From the lead gameplay designer of Limbo and Inside, Cocoon is a similarly unique puzzle platformer. The innovative game is set across a number of distant alien planets with their own strange physics. You play as a bug-like alien stranded in an unusual corner of space. A completely silent game, you are given no instructions about how to proceed, but have to figure out a way home on your own.

The mechanics of Cocoon are simple enough. You move the character around and use one action button to interact with specific features of the environment. The puzzles lying ahead of you are relatively simple in the beginning, but gradually get very complex. 

The main interactive elements take the form of orbs that allow you to leap between different worlds. Both the orbs themselves and the world within have their own unique abilities and characteristics you need to manipulate to progress. These distinctly original mechanics are incredibly absorbing. The puzzles are hugely engaging and require a decent amount of creative thinking to work out how the various aspects interact with each other to clear your way. 

The imagination required to get your head around the strange alien landscape makes every step of your progress massively satisfying. There are very few moments in Cocoon where the solution to an obstacle is immediately obvious. It’s easy to stop noticing the passage of time while you dig into the excellent weirdness of this world. 

Despite the challenge, the game is so wonderfully structured that it rarely, if ever, feels frustrating. The game is expertly constructed in such a way that paces the progression logically, and the puzzles flow effortlessly into each other. This fine-tuned structure gives the game a sense of narrative despite the lack of an explicitly stated story.

Each new quirk you are introduced to makes sense in the context of the world you have experienced so far. Every new thing you learn builds to give you the skills to not only traverse the alien landscape, but also take on the enormous and terrifying guardians that protect each world.

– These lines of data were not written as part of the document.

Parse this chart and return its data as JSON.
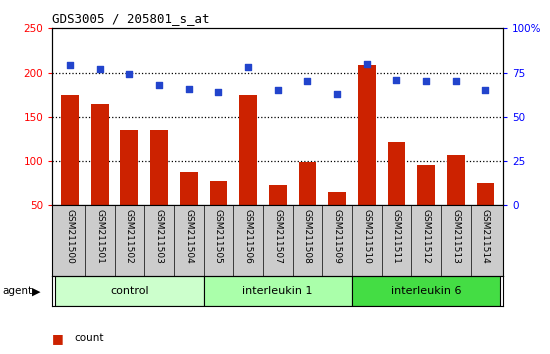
{
  "title": "GDS3005 / 205801_s_at",
  "categories": [
    "GSM211500",
    "GSM211501",
    "GSM211502",
    "GSM211503",
    "GSM211504",
    "GSM211505",
    "GSM211506",
    "GSM211507",
    "GSM211508",
    "GSM211509",
    "GSM211510",
    "GSM211511",
    "GSM211512",
    "GSM211513",
    "GSM211514"
  ],
  "counts": [
    175,
    165,
    135,
    135,
    88,
    77,
    175,
    73,
    99,
    65,
    208,
    122,
    95,
    107,
    75
  ],
  "percentiles": [
    79,
    77,
    74,
    68,
    66,
    64,
    78,
    65,
    70,
    63,
    80,
    71,
    70,
    70,
    65
  ],
  "groups": [
    {
      "label": "control",
      "start": 0,
      "end": 4,
      "color": "#ccffcc"
    },
    {
      "label": "interleukin 1",
      "start": 5,
      "end": 9,
      "color": "#aaffaa"
    },
    {
      "label": "interleukin 6",
      "start": 10,
      "end": 14,
      "color": "#44dd44"
    }
  ],
  "bar_color": "#cc2200",
  "dot_color": "#2244cc",
  "ylim_left": [
    50,
    250
  ],
  "ylim_right": [
    0,
    100
  ],
  "yticks_left": [
    50,
    100,
    150,
    200,
    250
  ],
  "yticks_right": [
    0,
    25,
    50,
    75,
    100
  ],
  "yticklabels_right": [
    "0",
    "25",
    "50",
    "75",
    "100%"
  ],
  "grid_values": [
    100,
    150,
    200
  ],
  "tick_area_color": "#cccccc",
  "legend_count_color": "#cc2200",
  "legend_pct_color": "#2244cc"
}
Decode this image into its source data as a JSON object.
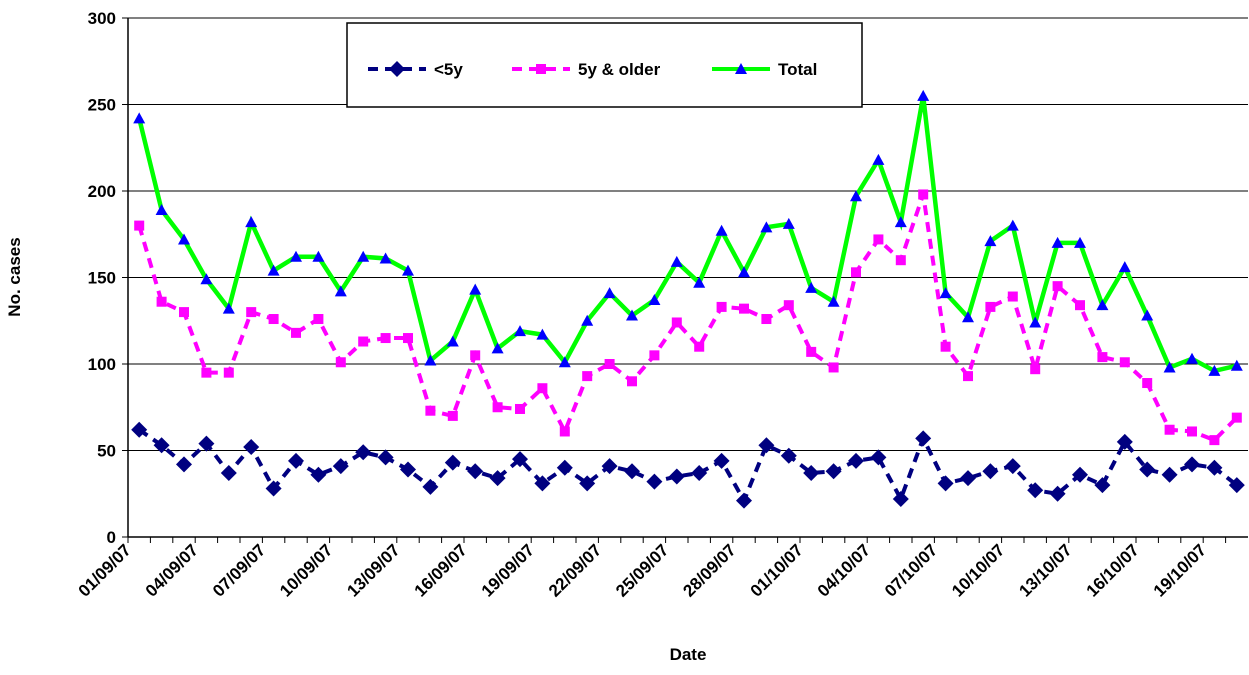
{
  "chart_data": {
    "type": "line",
    "y_label": "No. cases",
    "x_label": "Date",
    "categories": [
      "01/09/07",
      null,
      null,
      "04/09/07",
      null,
      null,
      "07/09/07",
      null,
      null,
      "10/09/07",
      null,
      null,
      "13/09/07",
      null,
      null,
      "16/09/07",
      null,
      null,
      "19/09/07",
      null,
      null,
      "22/09/07",
      null,
      null,
      "25/09/07",
      null,
      null,
      "28/09/07",
      null,
      null,
      "01/10/07",
      null,
      null,
      "04/10/07",
      null,
      null,
      "07/10/07",
      null,
      null,
      "10/10/07",
      null,
      null,
      "13/10/07",
      null,
      null,
      "16/10/07",
      null,
      null,
      "19/10/07",
      null
    ],
    "series": [
      {
        "name": "<5y",
        "color": "#000080",
        "marker_color": "#000080",
        "marker": "diamond",
        "dashed": true,
        "values": [
          62,
          53,
          42,
          54,
          37,
          52,
          28,
          44,
          36,
          41,
          49,
          46,
          39,
          29,
          43,
          38,
          34,
          45,
          31,
          40,
          31,
          41,
          38,
          32,
          35,
          37,
          44,
          21,
          53,
          47,
          37,
          38,
          44,
          46,
          22,
          57,
          31,
          34,
          38,
          41,
          27,
          25,
          36,
          30,
          55,
          39,
          36,
          42,
          40,
          30
        ]
      },
      {
        "name": "5y & older",
        "color": "#ff00ff",
        "marker_color": "#ff00ff",
        "marker": "square",
        "dashed": true,
        "values": [
          180,
          136,
          130,
          95,
          95,
          130,
          126,
          118,
          126,
          101,
          113,
          115,
          115,
          73,
          70,
          105,
          75,
          74,
          86,
          61,
          93,
          100,
          90,
          105,
          124,
          110,
          133,
          132,
          126,
          134,
          107,
          98,
          153,
          172,
          160,
          198,
          110,
          93,
          133,
          139,
          97,
          145,
          134,
          104,
          101,
          89,
          62,
          61,
          56,
          69
        ]
      },
      {
        "name": "Total",
        "color": "#00ff00",
        "marker_color": "#0000ff",
        "marker": "triangle",
        "dashed": false,
        "values": [
          242,
          189,
          172,
          149,
          132,
          182,
          154,
          162,
          162,
          142,
          162,
          161,
          154,
          102,
          113,
          143,
          109,
          119,
          117,
          101,
          125,
          141,
          128,
          137,
          159,
          147,
          177,
          153,
          179,
          181,
          144,
          136,
          197,
          218,
          182,
          255,
          141,
          127,
          171,
          180,
          124,
          170,
          170,
          134,
          156,
          128,
          98,
          103,
          96,
          99
        ]
      }
    ],
    "ylim": [
      0,
      300
    ],
    "yticks": [
      0,
      50,
      100,
      150,
      200,
      250,
      300
    ],
    "grid": true,
    "legend": "top"
  }
}
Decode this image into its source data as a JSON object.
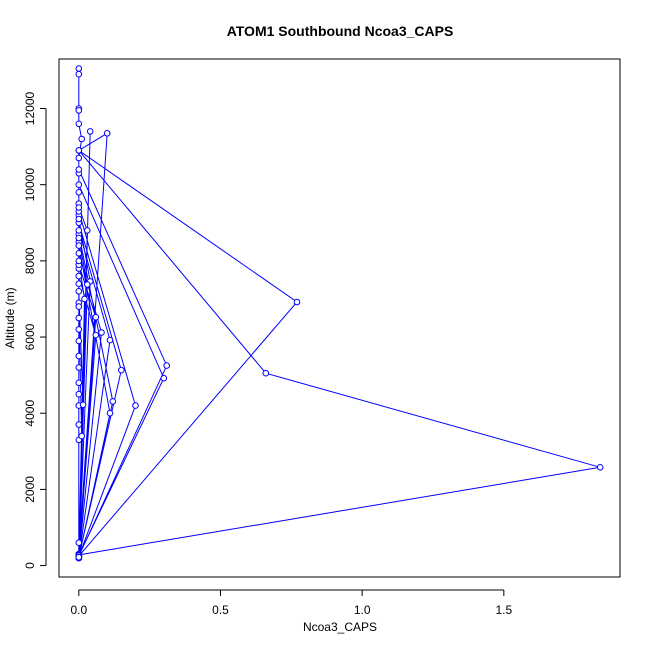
{
  "chart_data": {
    "type": "line",
    "title": "ATOM1 Southbound Ncoa3_CAPS",
    "xlabel": "Ncoa3_CAPS",
    "ylabel": "Altitude (m)",
    "xlim": [
      -0.07,
      1.91
    ],
    "ylim": [
      -300,
      13300
    ],
    "xticks": [
      0.0,
      0.5,
      1.0,
      1.5
    ],
    "xtick_labels": [
      "0.0",
      "0.5",
      "1.0",
      "1.5"
    ],
    "yticks": [
      0,
      2000,
      4000,
      6000,
      8000,
      10000,
      12000
    ],
    "ytick_labels": [
      "0",
      "2000",
      "4000",
      "6000",
      "8000",
      "10000",
      "12000"
    ],
    "grid": false,
    "legend": "none",
    "colors": {
      "series": "#0000ff",
      "axes": "#000000",
      "background": "#ffffff"
    },
    "marker": "open-circle",
    "series": [
      {
        "points": [
          [
            0.0,
            13050
          ],
          [
            0.0,
            12900
          ],
          [
            0.0,
            12000
          ],
          [
            0.0,
            11950
          ],
          [
            0.0,
            11600
          ],
          [
            0.01,
            11200
          ],
          [
            0.0,
            10700
          ],
          [
            0.0,
            10300
          ],
          [
            0.0,
            9800
          ],
          [
            0.0,
            9500
          ],
          [
            0.0,
            9200
          ],
          [
            0.0,
            8500
          ],
          [
            0.0,
            7800
          ],
          [
            0.0,
            7400
          ],
          [
            0.0,
            6900
          ],
          [
            0.0,
            6500
          ],
          [
            0.0,
            6200
          ],
          [
            0.0,
            5900
          ],
          [
            0.0,
            5500
          ],
          [
            0.0,
            5200
          ],
          [
            0.0,
            4800
          ],
          [
            0.0,
            4500
          ],
          [
            0.0,
            4200
          ],
          [
            0.0,
            3700
          ],
          [
            0.0,
            3300
          ],
          [
            0.0,
            600
          ],
          [
            0.0,
            300
          ],
          [
            0.04,
            11400
          ],
          [
            0.0,
            300
          ],
          [
            0.1,
            11350
          ],
          [
            0.0,
            10900
          ],
          [
            0.77,
            6920
          ],
          [
            0.0,
            250
          ],
          [
            0.0,
            10900
          ],
          [
            0.66,
            5050
          ],
          [
            1.84,
            2580
          ],
          [
            0.0,
            280
          ],
          [
            0.0,
            10400
          ],
          [
            0.31,
            5250
          ],
          [
            0.0,
            250
          ],
          [
            0.0,
            10000
          ],
          [
            0.3,
            4920
          ],
          [
            0.0,
            260
          ],
          [
            0.0,
            9300
          ],
          [
            0.2,
            4200
          ],
          [
            0.0,
            240
          ],
          [
            0.0,
            9000
          ],
          [
            0.15,
            5130
          ],
          [
            0.0,
            230
          ],
          [
            0.0,
            8700
          ],
          [
            0.12,
            4310
          ],
          [
            0.0,
            220
          ],
          [
            0.0,
            8400
          ],
          [
            0.11,
            4000
          ],
          [
            0.0,
            210
          ],
          [
            0.0,
            8800
          ],
          [
            0.11,
            5920
          ],
          [
            0.0,
            200
          ],
          [
            0.0,
            8200
          ],
          [
            0.08,
            6120
          ],
          [
            0.0,
            210
          ],
          [
            0.0,
            7900
          ],
          [
            0.06,
            6520
          ],
          [
            0.0,
            220
          ],
          [
            0.0,
            7600
          ],
          [
            0.06,
            6050
          ],
          [
            0.0,
            230
          ],
          [
            0.0,
            9100
          ],
          [
            0.04,
            7460
          ],
          [
            0.0,
            200
          ],
          [
            0.0,
            8600
          ],
          [
            0.03,
            7380
          ],
          [
            0.0,
            250
          ],
          [
            0.0,
            9400
          ],
          [
            0.03,
            8800
          ],
          [
            0.0,
            260
          ],
          [
            0.0,
            8000
          ],
          [
            0.02,
            7000
          ],
          [
            0.0,
            200
          ],
          [
            0.0,
            7200
          ],
          [
            0.015,
            4220
          ],
          [
            0.0,
            210
          ],
          [
            0.0,
            6800
          ],
          [
            0.01,
            3400
          ],
          [
            0.0,
            220
          ]
        ]
      }
    ]
  }
}
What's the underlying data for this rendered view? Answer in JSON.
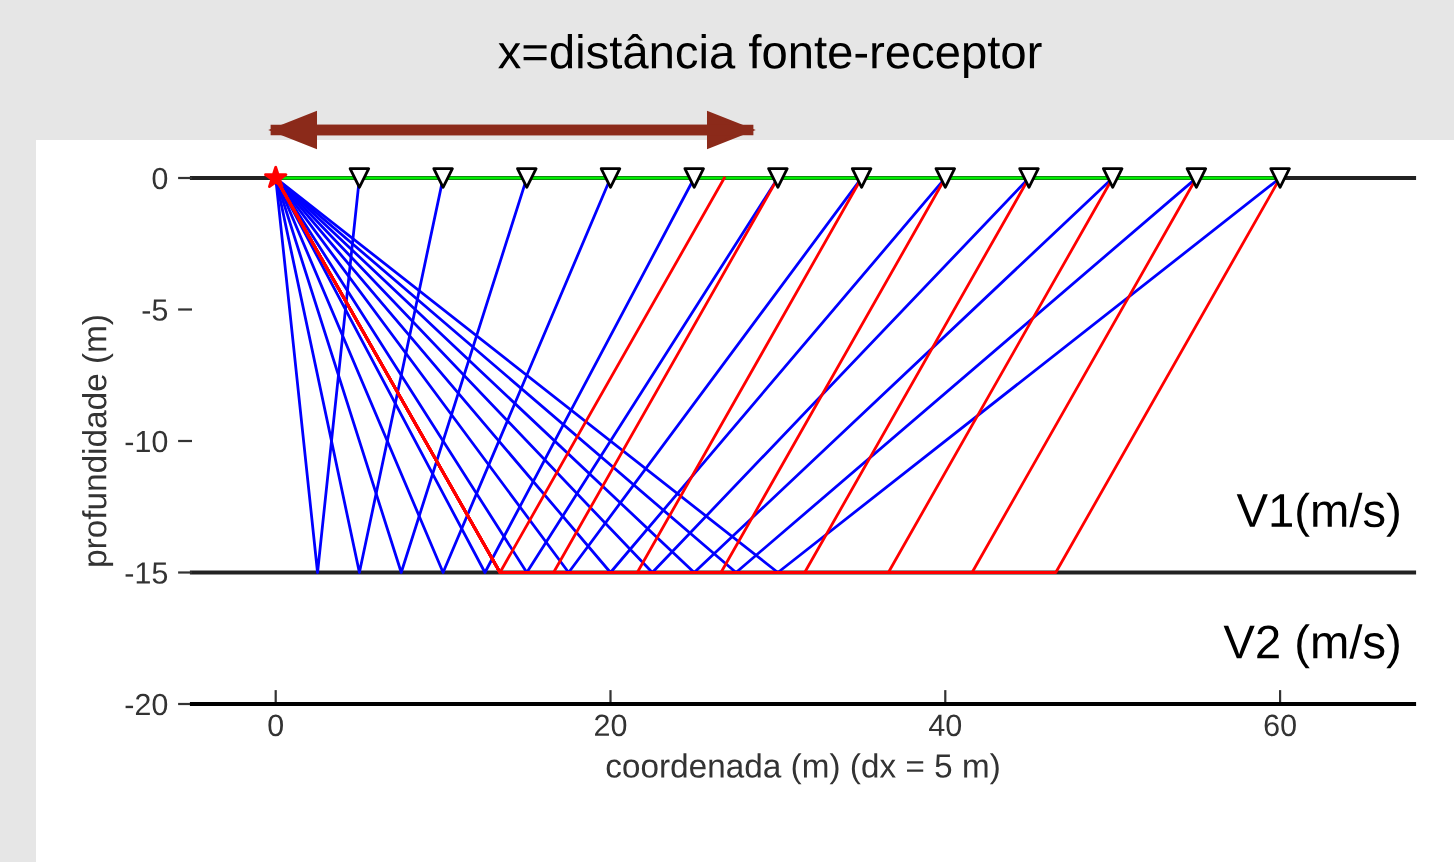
{
  "chart_data": {
    "type": "line",
    "title": "x=distância fonte-receptor",
    "xlabel": "coordenada (m) (dx = 5 m)",
    "ylabel": "profundidade (m)",
    "xlim": [
      -5,
      68
    ],
    "ylim": [
      -20,
      0
    ],
    "xticks": [
      0,
      20,
      40,
      60
    ],
    "yticks": [
      0,
      -5,
      -10,
      -15,
      -20
    ],
    "grid": false,
    "legend": false,
    "line_style": "solid",
    "annotations": [
      "V1(m/s)",
      "V2 (m/s)"
    ],
    "ref_lines": [
      {
        "axis": "y",
        "value": -15,
        "color": "#222222"
      }
    ],
    "series": [
      {
        "color": "#00ee00",
        "x": [
          0,
          60
        ],
        "values": [
          0,
          0
        ],
        "marker": "none"
      },
      {
        "color": "#0000ff",
        "x": [
          0,
          2.5,
          5
        ],
        "values": [
          0,
          -15,
          0
        ],
        "marker": "none"
      },
      {
        "color": "#0000ff",
        "x": [
          0,
          5,
          10
        ],
        "values": [
          0,
          -15,
          0
        ],
        "marker": "none"
      },
      {
        "color": "#0000ff",
        "x": [
          0,
          7.5,
          15
        ],
        "values": [
          0,
          -15,
          0
        ],
        "marker": "none"
      },
      {
        "color": "#0000ff",
        "x": [
          0,
          10,
          20
        ],
        "values": [
          0,
          -15,
          0
        ],
        "marker": "none"
      },
      {
        "color": "#0000ff",
        "x": [
          0,
          12.5,
          25
        ],
        "values": [
          0,
          -15,
          0
        ],
        "marker": "none"
      },
      {
        "color": "#0000ff",
        "x": [
          0,
          15,
          30
        ],
        "values": [
          0,
          -15,
          0
        ],
        "marker": "none"
      },
      {
        "color": "#0000ff",
        "x": [
          0,
          17.5,
          35
        ],
        "values": [
          0,
          -15,
          0
        ],
        "marker": "none"
      },
      {
        "color": "#0000ff",
        "x": [
          0,
          20,
          40
        ],
        "values": [
          0,
          -15,
          0
        ],
        "marker": "none"
      },
      {
        "color": "#0000ff",
        "x": [
          0,
          22.5,
          45
        ],
        "values": [
          0,
          -15,
          0
        ],
        "marker": "none"
      },
      {
        "color": "#0000ff",
        "x": [
          0,
          25,
          50
        ],
        "values": [
          0,
          -15,
          0
        ],
        "marker": "none"
      },
      {
        "color": "#0000ff",
        "x": [
          0,
          27.5,
          55
        ],
        "values": [
          0,
          -15,
          0
        ],
        "marker": "none"
      },
      {
        "color": "#0000ff",
        "x": [
          0,
          30,
          60
        ],
        "values": [
          0,
          -15,
          0
        ],
        "marker": "none"
      },
      {
        "color": "#ff0000",
        "x": [
          0,
          13.4,
          13.4,
          26.8
        ],
        "values": [
          0,
          -15,
          -15,
          0
        ],
        "marker": "none"
      },
      {
        "color": "#ff0000",
        "x": [
          0,
          13.4,
          16.6,
          30
        ],
        "values": [
          0,
          -15,
          -15,
          0
        ],
        "marker": "none"
      },
      {
        "color": "#ff0000",
        "x": [
          0,
          13.4,
          21.6,
          35
        ],
        "values": [
          0,
          -15,
          -15,
          0
        ],
        "marker": "none"
      },
      {
        "color": "#ff0000",
        "x": [
          0,
          13.4,
          26.6,
          40
        ],
        "values": [
          0,
          -15,
          -15,
          0
        ],
        "marker": "none"
      },
      {
        "color": "#ff0000",
        "x": [
          0,
          13.4,
          31.6,
          45
        ],
        "values": [
          0,
          -15,
          -15,
          0
        ],
        "marker": "none"
      },
      {
        "color": "#ff0000",
        "x": [
          0,
          13.4,
          36.6,
          50
        ],
        "values": [
          0,
          -15,
          -15,
          0
        ],
        "marker": "none"
      },
      {
        "color": "#ff0000",
        "x": [
          0,
          13.4,
          41.6,
          55
        ],
        "values": [
          0,
          -15,
          -15,
          0
        ],
        "marker": "none"
      },
      {
        "color": "#ff0000",
        "x": [
          0,
          13.4,
          46.6,
          60
        ],
        "values": [
          0,
          -15,
          -15,
          0
        ],
        "marker": "none"
      },
      {
        "type": "scatter",
        "color": "#ffffff",
        "x": [
          5,
          10,
          15,
          20,
          25,
          30,
          35,
          40,
          45,
          50,
          55,
          60
        ],
        "values": [
          0,
          0,
          0,
          0,
          0,
          0,
          0,
          0,
          0,
          0,
          0,
          0
        ],
        "marker": "triangle"
      },
      {
        "type": "scatter",
        "color": "#ff0000",
        "x": [
          0
        ],
        "values": [
          0
        ],
        "marker": "star"
      }
    ]
  }
}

The setting itself is stunning. Each of the interconnected worlds has a clear and distinct identity, but they are all equally beautiful. The colors are bold and vibrant, the animation is fluid throughout, and the effort that has gone into the design of even small background details is truly impressive. Even without text, the way the environment is crafted, the different biomes are connected, and every area populated by the wreckage of ancient civilisations provides plenty of clues to piece together a story far larger than your own.

Cocoon takes the expectations set by Limbo and Inside and elevates the gameplay experience to a whole new level. It is an incredibly well designed game in every aspect, with a gorgeous sense of style and an excellent balance between intelligent puzzle construction and simple mechanics. It is intuitive and engaging and, while it can be beaten in a relatively short time, captures you fully for the entire process.